On our way back through the flood plain.
This is a longer easy hike at 15 km. It's not difficult nor technical, but the distance does make for a long day.  It took us about 5 hours, plus about an hour of lounging and lunching.  It's a beautiful hike, and definitely worth the effort. Another gorgeous day hiking with some great company, topped off with a stop at the Mountain Juice Cafe.  

Monday, August 5, 2013

Don't give up. It's worth it.

Helen Lake and Cirque Peak


This is quite possibly one of the most beautiful hikes I have EVER been on.  Aside from the first 45 minutes or so, the views from this hike are constant. You start in the trees, but it quickly opens up into a massive alpine meadow full of flowers and surrounded by mountains and glaciers.  

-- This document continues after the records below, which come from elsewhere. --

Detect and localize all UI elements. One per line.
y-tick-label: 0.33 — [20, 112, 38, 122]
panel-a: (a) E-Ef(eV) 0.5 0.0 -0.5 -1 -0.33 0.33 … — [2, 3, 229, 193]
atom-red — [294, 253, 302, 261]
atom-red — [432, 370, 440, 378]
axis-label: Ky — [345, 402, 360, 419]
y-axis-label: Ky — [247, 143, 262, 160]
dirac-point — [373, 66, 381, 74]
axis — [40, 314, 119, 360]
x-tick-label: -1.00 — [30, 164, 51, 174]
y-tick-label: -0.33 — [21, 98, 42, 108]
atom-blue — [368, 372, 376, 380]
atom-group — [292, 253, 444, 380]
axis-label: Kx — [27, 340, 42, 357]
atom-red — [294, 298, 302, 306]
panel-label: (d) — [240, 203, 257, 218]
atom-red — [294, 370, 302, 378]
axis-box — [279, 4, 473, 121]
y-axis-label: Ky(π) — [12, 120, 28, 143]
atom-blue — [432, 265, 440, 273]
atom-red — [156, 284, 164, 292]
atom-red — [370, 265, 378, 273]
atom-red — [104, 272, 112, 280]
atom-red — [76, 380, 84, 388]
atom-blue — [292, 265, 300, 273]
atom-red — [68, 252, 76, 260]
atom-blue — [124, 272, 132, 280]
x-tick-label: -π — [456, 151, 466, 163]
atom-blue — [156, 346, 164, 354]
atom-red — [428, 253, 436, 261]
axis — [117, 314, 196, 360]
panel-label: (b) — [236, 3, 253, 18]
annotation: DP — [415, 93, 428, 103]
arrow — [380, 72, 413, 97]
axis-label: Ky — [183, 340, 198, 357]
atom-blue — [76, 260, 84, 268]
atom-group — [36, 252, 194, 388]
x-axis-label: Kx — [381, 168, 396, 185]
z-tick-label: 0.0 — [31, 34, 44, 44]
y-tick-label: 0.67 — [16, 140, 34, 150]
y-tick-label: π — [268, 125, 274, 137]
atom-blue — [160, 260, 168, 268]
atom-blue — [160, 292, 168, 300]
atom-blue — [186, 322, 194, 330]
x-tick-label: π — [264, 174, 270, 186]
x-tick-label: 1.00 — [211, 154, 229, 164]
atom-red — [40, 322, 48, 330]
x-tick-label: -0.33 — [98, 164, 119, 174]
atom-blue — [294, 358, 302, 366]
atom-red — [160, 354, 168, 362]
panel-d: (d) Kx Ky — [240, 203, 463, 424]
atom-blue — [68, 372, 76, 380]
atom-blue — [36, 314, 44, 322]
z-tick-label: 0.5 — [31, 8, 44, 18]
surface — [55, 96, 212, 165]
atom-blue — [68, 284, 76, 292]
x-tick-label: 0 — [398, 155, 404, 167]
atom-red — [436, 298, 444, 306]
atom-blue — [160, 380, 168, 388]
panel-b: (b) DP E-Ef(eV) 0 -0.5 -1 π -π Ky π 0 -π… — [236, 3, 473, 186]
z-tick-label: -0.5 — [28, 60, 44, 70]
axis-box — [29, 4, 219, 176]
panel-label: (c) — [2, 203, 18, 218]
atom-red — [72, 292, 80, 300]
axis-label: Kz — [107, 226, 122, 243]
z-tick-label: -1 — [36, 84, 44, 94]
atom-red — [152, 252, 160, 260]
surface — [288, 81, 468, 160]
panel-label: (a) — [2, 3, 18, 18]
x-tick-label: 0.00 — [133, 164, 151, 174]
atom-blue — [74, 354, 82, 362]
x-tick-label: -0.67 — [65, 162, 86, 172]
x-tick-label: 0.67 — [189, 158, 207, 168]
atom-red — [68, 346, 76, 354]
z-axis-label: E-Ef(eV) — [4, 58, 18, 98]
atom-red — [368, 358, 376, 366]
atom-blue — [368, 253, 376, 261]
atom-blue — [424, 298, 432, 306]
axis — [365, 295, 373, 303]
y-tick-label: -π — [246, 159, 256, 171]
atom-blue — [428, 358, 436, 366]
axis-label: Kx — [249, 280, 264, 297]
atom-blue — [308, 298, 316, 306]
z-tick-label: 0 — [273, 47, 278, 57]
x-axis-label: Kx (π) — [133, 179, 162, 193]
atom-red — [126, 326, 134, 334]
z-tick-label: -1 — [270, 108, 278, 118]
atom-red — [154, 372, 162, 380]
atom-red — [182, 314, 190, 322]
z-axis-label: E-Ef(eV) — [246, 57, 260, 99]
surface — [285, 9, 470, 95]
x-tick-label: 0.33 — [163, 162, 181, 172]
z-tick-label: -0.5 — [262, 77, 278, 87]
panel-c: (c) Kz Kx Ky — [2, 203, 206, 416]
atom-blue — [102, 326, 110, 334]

View from about kilometer 2 of the trail.
Everything opens up at about kilometer three.


Creek Crossing!


View of the Bow Valley towards Lake Louise from the alpine meadows before you reach Helen Lake.

You can reach Helen Lake with minimal effort, but the views get better as you head up to the ridge above the lake. You start to catch glimpses what lies behind and beyond the mountains that surround the valley.   
Helen Lake with Cirque Peak behind it.

On the ridge above Helen Lake.
As you scramble up Cirque Peak, the views get more and more spectacular. Lakes and glaciers that weren't visible before are suddenly within your view. At the summit, you have a 360 degree view of everything, we could see numerous turquoise blue lakes, glaciers and more mountains! 


Part way up Cirque Peak. The ridge and Helen Lake are in the left part of the picture. Massive Bow Lake is in the top right.

Definitely a scramble up Cirque Peak.
Although my guidebook says the hike is moderate, hiking to the summit of Cirque Peak makes for a long day. It's probably on the more difficult end of the 'moderate' scale at 16 kilometers round trip and 1043 meters of elevation gain... 500 of which are in the last kilometer of the hike. There was one point (ok, maybe several points) on the steep, scree covered slope that I wanted to just give up and make my way back down. The rain clouds seemed to have caught up with us by then and I was worried about what the hike down would be like if everything suddenly got wet.  Luckily, someone mentioned the word 'loser', and I continued on.  

Panoramic shot from the summit.

Enjoying the views from the summit.
Group shot!


Going down a hike never seems to be as bad as I think it is, in spite of the steepness, with the exception of Skoki Mountain. Unfortunately, by the end of it, my left knee decided it did not like what I was doing and was throbbing for about the last 6 kilometers of the hike.  This, for the record, is why I hike with poles. My knee would have been worse if I had not brought them along.  
Lesson from this hike: Don't give up! Just keep hiking. It's worth it.